Now data-base protection systems mostly work as bypass equipments, but it will be better if malicious operations of remote user can be blocked directly. The DB-FW we present here is just for the above thinking: it listens the queries are being executing, analyzes them, and blocks the query requests directly if it is unsafe.
II. ATTACKS AGAINST WEB APPLICATION BACK-END DATA-BASE
A. SQL Injection Attacks
SQL injection refers to a class of code-injection attacks in which data provided by the user is included in a SQL query in such a way that part of the user's input is treated as SQL code, thus changing the structure of an SQL query or changing the meaning of the query in an undesirable way. For example, a web application that lets the user list all her registered credit cards of a given type. The pseudo code for this functionality might be as follows:
Result=SQL ("SELECT nb FROM creditcards WHERE user='"+username+"'AND type='"+cctype+"' ;"); Print (Result).

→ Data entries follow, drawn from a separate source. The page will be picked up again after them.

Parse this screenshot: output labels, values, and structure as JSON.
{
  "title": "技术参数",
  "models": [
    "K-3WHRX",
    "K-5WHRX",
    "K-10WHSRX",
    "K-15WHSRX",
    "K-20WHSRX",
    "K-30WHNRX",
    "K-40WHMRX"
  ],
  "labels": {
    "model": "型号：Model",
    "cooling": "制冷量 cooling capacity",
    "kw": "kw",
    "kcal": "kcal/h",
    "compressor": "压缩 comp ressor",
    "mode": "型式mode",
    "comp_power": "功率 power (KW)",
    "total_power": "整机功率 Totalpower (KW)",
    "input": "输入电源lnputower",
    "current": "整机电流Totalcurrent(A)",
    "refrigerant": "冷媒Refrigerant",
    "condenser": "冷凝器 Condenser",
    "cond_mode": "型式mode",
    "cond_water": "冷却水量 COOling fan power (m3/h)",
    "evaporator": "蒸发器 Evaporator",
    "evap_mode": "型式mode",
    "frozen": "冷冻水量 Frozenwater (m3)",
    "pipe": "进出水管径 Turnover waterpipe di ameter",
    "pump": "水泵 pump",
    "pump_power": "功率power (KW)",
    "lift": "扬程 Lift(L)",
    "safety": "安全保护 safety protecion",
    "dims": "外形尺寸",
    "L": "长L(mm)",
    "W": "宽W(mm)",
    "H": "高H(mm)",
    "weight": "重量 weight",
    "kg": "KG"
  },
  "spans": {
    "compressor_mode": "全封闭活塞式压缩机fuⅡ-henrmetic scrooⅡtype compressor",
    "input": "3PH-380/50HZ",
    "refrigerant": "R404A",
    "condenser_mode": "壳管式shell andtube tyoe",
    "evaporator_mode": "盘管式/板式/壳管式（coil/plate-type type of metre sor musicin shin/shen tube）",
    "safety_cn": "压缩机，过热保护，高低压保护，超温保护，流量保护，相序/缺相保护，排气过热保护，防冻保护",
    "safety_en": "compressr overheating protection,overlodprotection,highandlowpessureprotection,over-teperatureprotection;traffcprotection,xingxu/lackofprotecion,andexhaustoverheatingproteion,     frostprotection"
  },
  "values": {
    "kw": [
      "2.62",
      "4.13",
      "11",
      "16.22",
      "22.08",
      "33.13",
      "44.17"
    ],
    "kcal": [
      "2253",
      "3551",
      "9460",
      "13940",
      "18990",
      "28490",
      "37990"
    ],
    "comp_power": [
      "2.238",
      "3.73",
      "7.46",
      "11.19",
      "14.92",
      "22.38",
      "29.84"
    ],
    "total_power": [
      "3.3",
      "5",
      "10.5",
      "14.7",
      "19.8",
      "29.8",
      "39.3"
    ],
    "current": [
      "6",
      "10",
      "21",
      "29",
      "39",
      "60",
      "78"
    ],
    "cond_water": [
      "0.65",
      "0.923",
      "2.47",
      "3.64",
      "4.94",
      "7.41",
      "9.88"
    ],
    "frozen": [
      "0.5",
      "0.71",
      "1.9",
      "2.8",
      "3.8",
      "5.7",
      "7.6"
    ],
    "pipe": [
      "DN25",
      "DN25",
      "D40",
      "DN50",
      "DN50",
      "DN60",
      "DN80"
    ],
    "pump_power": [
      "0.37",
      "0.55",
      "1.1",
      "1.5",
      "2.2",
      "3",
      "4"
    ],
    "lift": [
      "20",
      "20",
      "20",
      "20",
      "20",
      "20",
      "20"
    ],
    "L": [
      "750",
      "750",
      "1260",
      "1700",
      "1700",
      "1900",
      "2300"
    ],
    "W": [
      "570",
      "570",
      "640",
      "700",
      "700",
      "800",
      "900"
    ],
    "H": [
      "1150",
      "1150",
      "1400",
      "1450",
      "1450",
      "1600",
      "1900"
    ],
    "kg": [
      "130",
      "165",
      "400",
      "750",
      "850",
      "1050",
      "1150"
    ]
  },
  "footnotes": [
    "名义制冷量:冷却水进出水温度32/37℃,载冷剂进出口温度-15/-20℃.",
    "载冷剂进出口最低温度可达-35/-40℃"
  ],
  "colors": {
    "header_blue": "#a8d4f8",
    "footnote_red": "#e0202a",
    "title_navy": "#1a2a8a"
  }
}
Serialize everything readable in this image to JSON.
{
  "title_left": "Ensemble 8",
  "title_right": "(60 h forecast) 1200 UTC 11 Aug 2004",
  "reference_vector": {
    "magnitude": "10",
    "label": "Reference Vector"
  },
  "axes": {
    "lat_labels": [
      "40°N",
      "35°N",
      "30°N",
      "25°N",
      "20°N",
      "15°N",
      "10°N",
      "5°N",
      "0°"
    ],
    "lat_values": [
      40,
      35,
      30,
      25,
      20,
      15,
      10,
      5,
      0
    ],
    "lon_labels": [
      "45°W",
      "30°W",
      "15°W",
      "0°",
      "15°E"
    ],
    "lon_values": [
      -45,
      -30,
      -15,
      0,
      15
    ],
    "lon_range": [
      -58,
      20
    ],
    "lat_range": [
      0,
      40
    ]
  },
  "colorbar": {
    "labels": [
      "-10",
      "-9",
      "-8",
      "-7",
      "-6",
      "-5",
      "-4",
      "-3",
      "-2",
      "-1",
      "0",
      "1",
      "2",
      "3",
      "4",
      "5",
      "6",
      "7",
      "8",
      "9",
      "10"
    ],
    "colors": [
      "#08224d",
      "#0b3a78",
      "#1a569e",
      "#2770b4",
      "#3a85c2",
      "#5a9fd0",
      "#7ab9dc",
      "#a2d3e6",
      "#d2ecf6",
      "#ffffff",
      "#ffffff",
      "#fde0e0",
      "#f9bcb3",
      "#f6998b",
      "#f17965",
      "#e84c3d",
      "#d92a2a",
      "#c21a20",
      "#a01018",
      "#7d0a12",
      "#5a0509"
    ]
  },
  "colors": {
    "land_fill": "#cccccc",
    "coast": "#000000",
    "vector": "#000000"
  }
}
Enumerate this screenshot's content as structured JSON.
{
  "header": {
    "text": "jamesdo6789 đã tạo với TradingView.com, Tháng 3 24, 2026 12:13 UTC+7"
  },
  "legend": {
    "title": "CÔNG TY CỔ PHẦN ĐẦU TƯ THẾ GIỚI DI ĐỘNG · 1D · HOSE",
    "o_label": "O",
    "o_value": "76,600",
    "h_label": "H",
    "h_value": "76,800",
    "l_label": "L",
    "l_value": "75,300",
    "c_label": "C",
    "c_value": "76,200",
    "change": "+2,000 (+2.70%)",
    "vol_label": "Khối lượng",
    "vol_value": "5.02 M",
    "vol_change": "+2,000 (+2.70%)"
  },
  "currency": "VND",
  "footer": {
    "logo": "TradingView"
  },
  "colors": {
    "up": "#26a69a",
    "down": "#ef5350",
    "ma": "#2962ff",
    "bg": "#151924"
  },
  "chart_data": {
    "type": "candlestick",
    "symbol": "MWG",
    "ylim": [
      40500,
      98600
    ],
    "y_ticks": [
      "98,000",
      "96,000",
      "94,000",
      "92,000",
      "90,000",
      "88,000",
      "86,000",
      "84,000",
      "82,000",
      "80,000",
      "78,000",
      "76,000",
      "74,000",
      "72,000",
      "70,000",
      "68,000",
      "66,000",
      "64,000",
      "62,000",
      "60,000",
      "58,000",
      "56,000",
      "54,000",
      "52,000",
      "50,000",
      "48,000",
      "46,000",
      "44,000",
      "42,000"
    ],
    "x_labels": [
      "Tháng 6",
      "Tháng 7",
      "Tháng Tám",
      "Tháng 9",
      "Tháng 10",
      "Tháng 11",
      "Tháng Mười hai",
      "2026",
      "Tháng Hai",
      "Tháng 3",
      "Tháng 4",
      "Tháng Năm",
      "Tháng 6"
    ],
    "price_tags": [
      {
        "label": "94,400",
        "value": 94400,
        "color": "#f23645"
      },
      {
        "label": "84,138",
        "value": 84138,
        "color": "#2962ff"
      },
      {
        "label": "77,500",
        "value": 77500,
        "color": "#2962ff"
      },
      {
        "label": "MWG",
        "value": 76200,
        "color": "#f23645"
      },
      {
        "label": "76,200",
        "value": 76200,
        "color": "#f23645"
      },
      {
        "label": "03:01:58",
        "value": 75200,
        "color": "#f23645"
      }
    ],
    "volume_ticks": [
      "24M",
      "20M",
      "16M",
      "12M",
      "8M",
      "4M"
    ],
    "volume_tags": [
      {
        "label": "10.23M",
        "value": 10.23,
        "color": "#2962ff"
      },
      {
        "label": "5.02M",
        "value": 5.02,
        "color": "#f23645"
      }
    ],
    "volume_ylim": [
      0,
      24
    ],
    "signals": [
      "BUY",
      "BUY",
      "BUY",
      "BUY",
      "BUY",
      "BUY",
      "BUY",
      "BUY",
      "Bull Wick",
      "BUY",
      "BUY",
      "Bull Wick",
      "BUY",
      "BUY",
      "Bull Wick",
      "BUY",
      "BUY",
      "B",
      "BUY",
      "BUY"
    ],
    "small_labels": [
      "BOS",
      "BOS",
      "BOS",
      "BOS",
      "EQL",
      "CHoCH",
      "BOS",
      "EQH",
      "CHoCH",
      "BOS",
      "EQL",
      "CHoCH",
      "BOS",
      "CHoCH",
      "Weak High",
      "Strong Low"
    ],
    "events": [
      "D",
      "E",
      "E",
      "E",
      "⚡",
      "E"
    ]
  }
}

If the user A needs to list all the VIP creditcards, the following SQL query will be executed: SELECT nb FROM creditcards WHERE user = 'A' AND type =' VIP '. There is SQL injection vulnerability in this code. If A wants to view all the creditcards belonging to user B, he could ask for a list of cards of type' OR user ='B. This would cause the following query to be executed: SELECT nb FROM creditcards WHERE user=A' AND type='' OR user='B'; this query returns a list of all B's credit cards to the attacker, causing the user B's information disclosure.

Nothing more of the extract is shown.